For large tables, avoid DDL that requires exclusive locks. In MySQL, you can use Percona's `pt-online-schema-change` which creates a temporary table, copies data in chunks, and swaps it in without blocking writes. In Postgres, adding a column with a default (without `NOT NULL`) is instant in Postgres 11+ using the `NOT VALID` option: `ALTER TABLE orders ADD COLUMN status integer DEFAULT 0 NOT NULL;` is instant because it doesn't rewrite the table (only metadata change). However, adding `NOT NULL` later still requires a check.

Rails 5+ supports `add_column` with `default: 0, null: false` but this still causes a table rewrite in MySQL. A safer approach: first add the column without default: `add_column :orders, :status, :integer`; then backfill in batches with `update in batches`; then add the default constraint: `change_column_default :orders, :status, 0` and `change_column_null :orders, :status, false`.

( 11 )Concurrent Migrations and Deadlocks

If you deploy to multiple servers (e.g., Kubernetes pods) and they all run migrations concurrently, you may get deadlocks. Rails uses advisory locks to prevent concurrent migrations (since Rails 5.2), but if the lock mechanism fails or if you're using an older version, two migrations can run simultaneously. This often results in `Deadlock found when trying to get lock` errors.

To mitigate, ensure that only one instance runs migrations (e.g., use a deploy hook that runs migrations only once). You can also set `config.active_record.migration_lock_retry_attempts = 10` to retry on lock failures. If a deadlock occurs, the transaction is rolled back automatically; you just need to retry the migration.

Frequently asked questions

What does 'Lock wait timeout exceeded' mean in Rails migrations?

It means your migration tried to acquire a lock on a database table but another transaction held the lock for longer than the timeout (default 50s in MySQL). The migration fails and rolls back. Common causes: a long-running query on the same table, or another DDL operation. Kill the blocking query or increase the timeout, but better to redesign the migration to avoid exclusive locks.

How do I safely add a column with a default in Rails?

For large tables, use a two-step approach: (1) add the column without default: `add_column :orders, :status, :integer`; (2) backfill the default in batches using `update in batches`; (3) then set the default: `change_column_default :orders, :status, 0`. In Postgres 11+, you can add a column with a default instantly (no table rewrite) if you don't add NOT NULL at the same time. In MySQL, consider using pt-online-schema-change.

Why does my migration succeed locally but fail in production?

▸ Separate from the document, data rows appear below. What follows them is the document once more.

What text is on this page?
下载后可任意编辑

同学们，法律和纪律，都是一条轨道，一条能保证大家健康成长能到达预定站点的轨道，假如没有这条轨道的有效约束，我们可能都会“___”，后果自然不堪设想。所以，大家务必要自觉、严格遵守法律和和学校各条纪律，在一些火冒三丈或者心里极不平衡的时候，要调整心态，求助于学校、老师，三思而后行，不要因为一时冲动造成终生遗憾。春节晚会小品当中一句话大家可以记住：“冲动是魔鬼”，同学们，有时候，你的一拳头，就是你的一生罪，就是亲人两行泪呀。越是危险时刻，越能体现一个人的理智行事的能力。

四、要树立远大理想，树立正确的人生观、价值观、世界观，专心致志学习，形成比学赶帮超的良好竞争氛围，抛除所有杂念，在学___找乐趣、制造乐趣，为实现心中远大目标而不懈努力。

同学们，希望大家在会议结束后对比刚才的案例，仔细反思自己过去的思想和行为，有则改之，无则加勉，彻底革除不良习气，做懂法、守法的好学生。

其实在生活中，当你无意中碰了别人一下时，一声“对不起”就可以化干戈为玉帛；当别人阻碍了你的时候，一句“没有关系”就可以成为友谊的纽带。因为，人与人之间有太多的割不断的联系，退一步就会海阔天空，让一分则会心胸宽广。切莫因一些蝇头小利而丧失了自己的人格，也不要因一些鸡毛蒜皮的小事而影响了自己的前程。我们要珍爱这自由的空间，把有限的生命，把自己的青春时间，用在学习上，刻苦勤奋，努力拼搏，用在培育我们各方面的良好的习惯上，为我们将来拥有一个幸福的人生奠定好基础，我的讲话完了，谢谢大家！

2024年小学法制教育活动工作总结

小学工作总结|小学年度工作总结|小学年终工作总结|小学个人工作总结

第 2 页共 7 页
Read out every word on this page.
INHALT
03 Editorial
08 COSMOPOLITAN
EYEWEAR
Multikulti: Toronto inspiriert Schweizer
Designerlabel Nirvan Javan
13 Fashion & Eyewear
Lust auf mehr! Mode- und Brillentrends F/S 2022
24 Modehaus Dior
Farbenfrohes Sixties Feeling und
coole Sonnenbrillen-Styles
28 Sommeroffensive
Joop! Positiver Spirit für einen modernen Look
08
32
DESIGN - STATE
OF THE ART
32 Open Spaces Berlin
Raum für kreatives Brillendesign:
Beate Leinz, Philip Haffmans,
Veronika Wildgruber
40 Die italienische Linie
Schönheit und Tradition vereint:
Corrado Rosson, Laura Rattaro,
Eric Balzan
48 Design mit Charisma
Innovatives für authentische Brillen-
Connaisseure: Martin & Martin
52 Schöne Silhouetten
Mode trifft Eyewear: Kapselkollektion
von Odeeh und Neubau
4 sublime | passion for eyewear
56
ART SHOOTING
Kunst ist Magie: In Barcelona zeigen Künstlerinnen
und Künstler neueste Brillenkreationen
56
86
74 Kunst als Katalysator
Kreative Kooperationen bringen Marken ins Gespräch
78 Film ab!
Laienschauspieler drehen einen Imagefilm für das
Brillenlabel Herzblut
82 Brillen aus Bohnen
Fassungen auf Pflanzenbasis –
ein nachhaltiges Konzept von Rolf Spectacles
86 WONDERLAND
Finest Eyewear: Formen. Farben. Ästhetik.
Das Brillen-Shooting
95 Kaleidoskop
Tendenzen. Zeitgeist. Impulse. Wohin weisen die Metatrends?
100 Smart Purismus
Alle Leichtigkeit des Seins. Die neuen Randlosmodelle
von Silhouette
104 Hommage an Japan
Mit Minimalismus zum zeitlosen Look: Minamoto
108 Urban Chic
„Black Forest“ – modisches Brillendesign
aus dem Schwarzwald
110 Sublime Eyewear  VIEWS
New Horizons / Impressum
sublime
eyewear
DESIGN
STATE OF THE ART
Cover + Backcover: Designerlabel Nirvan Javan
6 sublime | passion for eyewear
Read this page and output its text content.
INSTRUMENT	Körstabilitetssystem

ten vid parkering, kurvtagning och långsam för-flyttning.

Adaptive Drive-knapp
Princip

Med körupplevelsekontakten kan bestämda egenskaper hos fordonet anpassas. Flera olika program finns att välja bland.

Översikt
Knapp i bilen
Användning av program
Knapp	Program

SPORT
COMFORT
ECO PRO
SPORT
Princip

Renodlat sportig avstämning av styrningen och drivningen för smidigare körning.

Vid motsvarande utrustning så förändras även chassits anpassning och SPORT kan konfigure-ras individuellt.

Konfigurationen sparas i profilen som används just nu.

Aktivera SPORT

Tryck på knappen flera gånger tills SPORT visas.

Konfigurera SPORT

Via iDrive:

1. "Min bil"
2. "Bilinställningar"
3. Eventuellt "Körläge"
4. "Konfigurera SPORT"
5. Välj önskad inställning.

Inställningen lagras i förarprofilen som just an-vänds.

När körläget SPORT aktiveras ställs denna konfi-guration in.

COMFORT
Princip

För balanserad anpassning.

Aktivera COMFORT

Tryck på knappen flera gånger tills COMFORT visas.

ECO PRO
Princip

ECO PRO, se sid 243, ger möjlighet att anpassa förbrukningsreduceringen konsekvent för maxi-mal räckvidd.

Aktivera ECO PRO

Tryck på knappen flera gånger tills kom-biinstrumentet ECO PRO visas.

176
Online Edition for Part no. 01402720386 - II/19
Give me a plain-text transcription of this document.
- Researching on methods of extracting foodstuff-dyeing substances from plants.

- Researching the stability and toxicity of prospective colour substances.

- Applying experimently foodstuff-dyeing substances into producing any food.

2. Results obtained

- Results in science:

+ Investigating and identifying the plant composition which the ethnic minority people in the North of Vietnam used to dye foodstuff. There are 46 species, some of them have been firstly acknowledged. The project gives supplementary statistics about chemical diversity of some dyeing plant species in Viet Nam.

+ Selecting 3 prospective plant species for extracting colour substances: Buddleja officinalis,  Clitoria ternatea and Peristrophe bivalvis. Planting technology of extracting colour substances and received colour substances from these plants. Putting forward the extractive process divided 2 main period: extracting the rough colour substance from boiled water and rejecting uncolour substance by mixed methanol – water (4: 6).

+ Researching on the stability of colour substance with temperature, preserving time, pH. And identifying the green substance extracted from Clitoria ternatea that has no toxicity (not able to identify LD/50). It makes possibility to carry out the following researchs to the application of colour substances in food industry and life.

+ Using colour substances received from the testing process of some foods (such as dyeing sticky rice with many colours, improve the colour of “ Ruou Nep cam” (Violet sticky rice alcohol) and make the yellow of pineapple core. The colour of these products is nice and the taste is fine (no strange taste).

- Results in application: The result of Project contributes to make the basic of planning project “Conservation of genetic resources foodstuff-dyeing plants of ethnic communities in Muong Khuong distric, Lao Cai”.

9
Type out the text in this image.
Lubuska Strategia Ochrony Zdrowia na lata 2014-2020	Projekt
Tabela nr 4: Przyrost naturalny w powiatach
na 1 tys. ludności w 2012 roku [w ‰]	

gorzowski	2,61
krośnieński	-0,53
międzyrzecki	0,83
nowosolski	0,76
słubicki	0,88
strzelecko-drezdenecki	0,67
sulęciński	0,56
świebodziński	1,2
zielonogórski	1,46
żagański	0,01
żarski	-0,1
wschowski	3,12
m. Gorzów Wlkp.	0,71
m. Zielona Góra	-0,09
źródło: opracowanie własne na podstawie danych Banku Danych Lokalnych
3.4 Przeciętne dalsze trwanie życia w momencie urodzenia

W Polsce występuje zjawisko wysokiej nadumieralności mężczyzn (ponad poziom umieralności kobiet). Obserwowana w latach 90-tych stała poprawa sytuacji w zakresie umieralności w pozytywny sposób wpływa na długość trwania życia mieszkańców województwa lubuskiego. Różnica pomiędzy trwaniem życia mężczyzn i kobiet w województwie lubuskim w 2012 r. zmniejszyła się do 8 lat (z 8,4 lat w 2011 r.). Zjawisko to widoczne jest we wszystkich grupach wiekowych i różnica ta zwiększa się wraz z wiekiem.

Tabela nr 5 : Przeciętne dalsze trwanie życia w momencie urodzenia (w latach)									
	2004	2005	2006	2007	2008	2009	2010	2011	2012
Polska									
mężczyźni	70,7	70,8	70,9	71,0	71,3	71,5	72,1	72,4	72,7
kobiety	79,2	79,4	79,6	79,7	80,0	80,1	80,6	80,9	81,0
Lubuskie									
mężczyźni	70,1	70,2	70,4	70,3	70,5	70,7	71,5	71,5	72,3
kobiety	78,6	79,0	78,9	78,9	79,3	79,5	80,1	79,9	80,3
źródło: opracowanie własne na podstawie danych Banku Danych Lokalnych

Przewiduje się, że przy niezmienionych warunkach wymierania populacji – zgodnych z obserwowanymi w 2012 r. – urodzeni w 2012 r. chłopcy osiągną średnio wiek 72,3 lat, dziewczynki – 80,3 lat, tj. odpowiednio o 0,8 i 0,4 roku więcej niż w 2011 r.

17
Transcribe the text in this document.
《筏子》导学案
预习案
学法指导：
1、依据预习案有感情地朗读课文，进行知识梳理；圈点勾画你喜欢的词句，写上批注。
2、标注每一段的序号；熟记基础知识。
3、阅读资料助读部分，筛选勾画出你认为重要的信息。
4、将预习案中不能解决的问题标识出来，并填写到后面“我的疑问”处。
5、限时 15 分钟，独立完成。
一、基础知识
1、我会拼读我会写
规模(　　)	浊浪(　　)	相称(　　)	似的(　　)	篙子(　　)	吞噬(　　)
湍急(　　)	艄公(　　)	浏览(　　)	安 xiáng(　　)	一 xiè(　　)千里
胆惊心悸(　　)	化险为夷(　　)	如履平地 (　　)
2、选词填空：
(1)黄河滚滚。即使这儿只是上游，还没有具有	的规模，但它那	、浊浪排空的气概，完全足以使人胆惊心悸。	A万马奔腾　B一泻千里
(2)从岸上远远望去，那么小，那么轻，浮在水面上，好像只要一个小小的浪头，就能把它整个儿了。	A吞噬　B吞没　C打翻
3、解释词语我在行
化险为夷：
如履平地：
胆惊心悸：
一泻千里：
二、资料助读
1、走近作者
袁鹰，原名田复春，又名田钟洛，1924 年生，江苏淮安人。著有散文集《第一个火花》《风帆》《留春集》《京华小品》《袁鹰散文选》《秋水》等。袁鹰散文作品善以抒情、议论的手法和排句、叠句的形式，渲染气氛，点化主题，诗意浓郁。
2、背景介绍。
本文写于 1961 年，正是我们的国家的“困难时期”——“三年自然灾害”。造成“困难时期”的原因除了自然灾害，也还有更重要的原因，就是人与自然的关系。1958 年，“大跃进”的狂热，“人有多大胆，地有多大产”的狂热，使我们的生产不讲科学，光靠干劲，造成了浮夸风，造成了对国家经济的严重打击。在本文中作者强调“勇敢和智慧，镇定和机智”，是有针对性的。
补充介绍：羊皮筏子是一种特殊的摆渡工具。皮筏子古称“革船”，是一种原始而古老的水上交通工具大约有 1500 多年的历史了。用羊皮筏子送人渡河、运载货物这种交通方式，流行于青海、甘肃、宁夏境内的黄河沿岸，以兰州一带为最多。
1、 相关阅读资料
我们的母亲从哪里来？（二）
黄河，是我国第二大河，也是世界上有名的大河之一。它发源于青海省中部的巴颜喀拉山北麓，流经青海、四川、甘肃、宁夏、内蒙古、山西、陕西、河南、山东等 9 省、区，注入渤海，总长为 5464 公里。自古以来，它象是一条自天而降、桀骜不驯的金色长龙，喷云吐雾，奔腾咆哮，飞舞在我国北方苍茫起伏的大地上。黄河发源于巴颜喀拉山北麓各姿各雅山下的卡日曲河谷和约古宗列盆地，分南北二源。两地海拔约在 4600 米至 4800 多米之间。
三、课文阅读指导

Local databases are usually small and have no concurrent traffic. In production, the table may be large and under constant read/write load. The migration may hit lock timeouts or deadlocks. Also, production may have different MySQL settings (e.g., lower innodb_lock_wait_timeout). Replicate production conditions in staging before deploying migrations.

How do I fix a 'Duplicate column name' error after a failed migration?

This happens when the migration partially added the column but then failed, and when you retry, it tries to add the column again. Rollback the migration properly: `rails db:migrate:down VERSION=...` to remove the partial changes. If the column already exists, you may need to remove it manually: `ALTER TABLE orders DROP COLUMN status;` then re-run the migration.